50 Parents Who Went Too Far And Got Shamed For It (New Pics)
Sometimes parents want to be 'relatable' and 'cool', so they use meme references and words like 'lit' but these things don't cut it. All these desperate attempts do is just embarrass their kids. However, if they try something really ridiculous, it brings them even more shame. They end up on the subreddit /r/InsaneParents.
The online community describes itself as "a weird place where you can post those crazy parents who post in those woo-woo anti-vax groups on Facebook and do things harmful (directly and indirectly) to their children. We want to be a place where people can come and both get support and laugh. So this sub is a mixture of both the heartbreaking and the hilarious. Come and join us. Especially if you have your own stories to tell or your own social media content to post." Below you will find some of their most popular posts.
My Mother Dearest, Whom My Sister And I Just Let Back Into Our Lives, Talking To My Sister About Her Daughter (My Niece). Behold The Kind Of Person She Is
Bored Panda has already published two posts about the subreddit (here and here) but it looks like there's no shortage of insane moms and dads; people keep posting more and more parenting horror stories. Even though the subreddit was created relatively recently, in 2017, it already unites over 1.2 million members, with thousands online at any given moment.
It's normal for parents and their kids to have different views and opinions. In fact, they can be used for growth, too. Vicki Broadbent, founder of Honest Mum and author of Mumboss, is one of those parents who are open to learning from their children as much as they want to teach them. "They've taught me a lot from feeling more confident when I've been trolled online, to how to create a TikTok video!" she told Bored Panda. "My kids aged 10 and 8 respectively are both creative, empathetic, resilient, and strong-willed little humans. We base our relationships on open conversations and trust. I think the art of listening has been lost somewhat, and rather than being didactic as a parent, we need to practice listening more (and really hearing) to others' points of view, before sharing our own views.

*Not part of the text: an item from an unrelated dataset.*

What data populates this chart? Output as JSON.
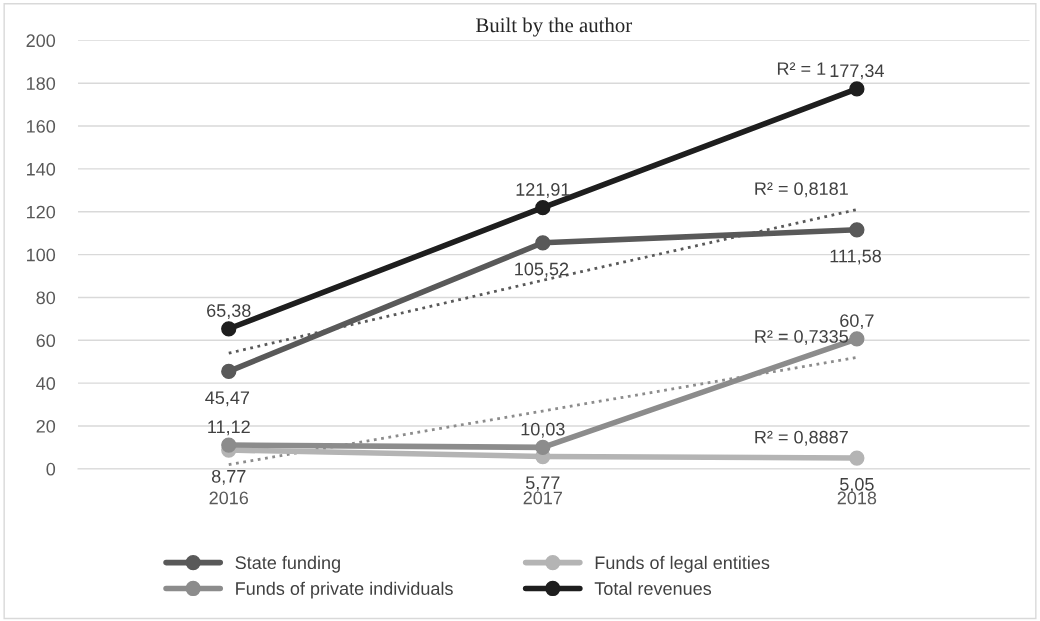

Broadbent acknowledges that parents have the responsibility to inform, protect, and guide their kids, however, she thinks that children who feel endlessly chastised and forced to conform will do the complete opposite. "You have more chance of persuading your children to do the right thing if you are calm in the way you present your opinions."
"Encouraging children to talk to you honestly without judgement means they will always come to you when they're in trouble. It's also healthy they learn that no one will ever always agree with one another. Another lost art is that of debating!"
When Rebekah Tayebi, a clinical therapist and family coach, looks at toxic family systems, one thing that becomes really evident to her is seeing that the children are more attuned to the needs of the parents. That means, the typical parent-child relationship is inverted and there's confusion about what appropriate boundaries should be in place.
"The hard part for children in these environments is that which is like so many of us, is that we might start to mirror the dysfunction that we're seeing," Tayebi said. That's the reason why it's so important to start to catch negative patterns in the moment and try to eradicate them.
"Parenting is hard, there's no manual, we're all simply trying to navigate our children through choppy waters and this ever challenging life to be kind and strong," Broadbent concluded. "We also want them to have fun. Childhood is precious. I also think showing my own children my own vulnerabilities has encouraged greater empathy in them and they've understood early on that I'm a real human being not a womb on legs."
What some parents apparently forget is that they need their kids just as much as their little ones need them. When Broadbent had a big operation on her thyroid, for example, she was amazed to find just how much her children can support her during a difficult time.
I don't know, maybe some of the parent-child relationships we see on r/InsaneParents are beyond saving. But I hope they can at least act as a reminder for the rest of us to cherish ours.